Many companies commercially developed ARAs such as
MANUS and
i-ARM by Exact dynamics (Netherlands), the
WAM arm by Barrett Technology (USA), and, the
JACO and
MICO series robotic arms by Kinova
® Robotics (Canada) [
6]. A comparative study of different assistive robotic arms platforms can be found in [
7]. Among these companies, Kinova
® robotics is the leading manufacturers of ARAs with more than 50% share in the market [
8].
In this paper, we discuss the integration of visual sensors in ARAs which plays a vital role in inducing autonomous behavior. We demonstrate how visual servo control in the direct Cartesian control mode is the preferred control scheme to implement on assistive robotic arms. We also note that assistive robotic arms are kinematically different from other robotic arms that use a hybrid mixed frame configuration for their operation. Hence, conventional visual servo controllers cannot be directly deployed on ARAs. Therefore, we explored the task space kinematics of a mixed frame assistive robotic arm and developed our mixed frame visual servo control framework, which led us to the novel development of the proposed mixed frame Jacobian and the mixed frame velocity. We successfully deployed an Adaptive proportional derivative (PD) image-based visual servoing (IBVS) controller on ARAs using their embodied mix frame kinematics while safeguarding its core functionality. Our work will induce autonomous behavior in ARAs and will inherently pave the way for implementing conventional visual servo controllers on ARAs.

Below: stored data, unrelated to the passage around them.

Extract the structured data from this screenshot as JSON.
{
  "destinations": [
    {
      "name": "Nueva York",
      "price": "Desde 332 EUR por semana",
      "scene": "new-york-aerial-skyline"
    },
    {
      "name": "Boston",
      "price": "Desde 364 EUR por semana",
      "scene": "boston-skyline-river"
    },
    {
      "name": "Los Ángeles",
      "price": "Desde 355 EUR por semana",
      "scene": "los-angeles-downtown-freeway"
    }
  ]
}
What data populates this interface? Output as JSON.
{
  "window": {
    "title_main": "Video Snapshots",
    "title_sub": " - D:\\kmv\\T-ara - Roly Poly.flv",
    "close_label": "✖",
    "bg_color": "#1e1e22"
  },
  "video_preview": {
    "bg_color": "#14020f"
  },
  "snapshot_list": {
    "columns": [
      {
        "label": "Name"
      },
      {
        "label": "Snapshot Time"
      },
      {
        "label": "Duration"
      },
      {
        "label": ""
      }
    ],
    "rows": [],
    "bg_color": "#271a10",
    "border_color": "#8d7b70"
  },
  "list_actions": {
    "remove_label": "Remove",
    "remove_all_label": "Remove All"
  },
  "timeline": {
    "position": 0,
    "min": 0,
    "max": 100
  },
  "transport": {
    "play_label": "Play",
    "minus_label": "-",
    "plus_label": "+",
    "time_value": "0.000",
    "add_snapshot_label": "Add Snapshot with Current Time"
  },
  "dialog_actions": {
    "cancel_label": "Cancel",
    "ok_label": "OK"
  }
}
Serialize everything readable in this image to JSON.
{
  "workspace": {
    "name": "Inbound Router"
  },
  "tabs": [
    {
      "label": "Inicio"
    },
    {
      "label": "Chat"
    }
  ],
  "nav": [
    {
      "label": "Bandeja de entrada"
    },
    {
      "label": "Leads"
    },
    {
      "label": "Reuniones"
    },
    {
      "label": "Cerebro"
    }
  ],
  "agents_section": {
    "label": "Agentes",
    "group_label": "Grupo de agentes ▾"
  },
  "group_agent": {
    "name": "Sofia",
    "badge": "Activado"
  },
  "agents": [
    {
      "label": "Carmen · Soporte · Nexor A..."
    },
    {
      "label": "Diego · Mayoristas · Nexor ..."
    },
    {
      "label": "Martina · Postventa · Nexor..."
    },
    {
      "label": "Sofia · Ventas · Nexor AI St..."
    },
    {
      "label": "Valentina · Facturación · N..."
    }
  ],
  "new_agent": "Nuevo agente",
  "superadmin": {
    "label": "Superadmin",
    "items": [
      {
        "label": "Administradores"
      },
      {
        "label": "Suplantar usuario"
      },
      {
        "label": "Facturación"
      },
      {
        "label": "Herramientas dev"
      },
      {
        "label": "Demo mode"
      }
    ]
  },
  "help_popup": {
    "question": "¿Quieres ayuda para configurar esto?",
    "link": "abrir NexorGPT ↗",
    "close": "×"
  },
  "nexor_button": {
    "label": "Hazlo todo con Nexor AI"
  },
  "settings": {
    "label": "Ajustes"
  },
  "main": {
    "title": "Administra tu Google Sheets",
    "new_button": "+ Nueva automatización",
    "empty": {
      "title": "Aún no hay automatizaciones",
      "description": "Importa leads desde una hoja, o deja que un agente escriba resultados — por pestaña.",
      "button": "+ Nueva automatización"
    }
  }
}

Related Work: Autonomous Control Schemes for Assistive Robotic Arms
Various methods are well-documented in the literature to induce autonomous behavior in robotic arms such as picking and placing objects, assistive feeding, and sip and puff, which are frequently required activities of daily living (ADL). Several examples can be found in [
4,
5,
9].
ARAs are useful to user with disabilities, yet face one major challenge. Most ARAs still provide dull and non-intuitive interfaces to interact with the robotic arms and thus lacks the basic autonomy required to perform (ADL). Commonly, these devices provide a joystick control of ARAs with limited preset buttons, the use of force feedback and moving the joystick can be very imprecise with users suffering from muscular weakness, consequently, it is problematic to perform ADL, given the mere amount of autonomy in control of the robotic arm. Several studies were conducted showing user dissatisfaction towards the efforts, time, and expertise needed to control these ARAs such as work carried out by Campeau et al. (2018) [
10], and problems faced during joystick control are discussed by Beaudoin et al. (2018) [
11]. Ka et al. (2018) [
12] evaluated the user’s satisfaction using a joystick and semi-autonomous control for performing ADL.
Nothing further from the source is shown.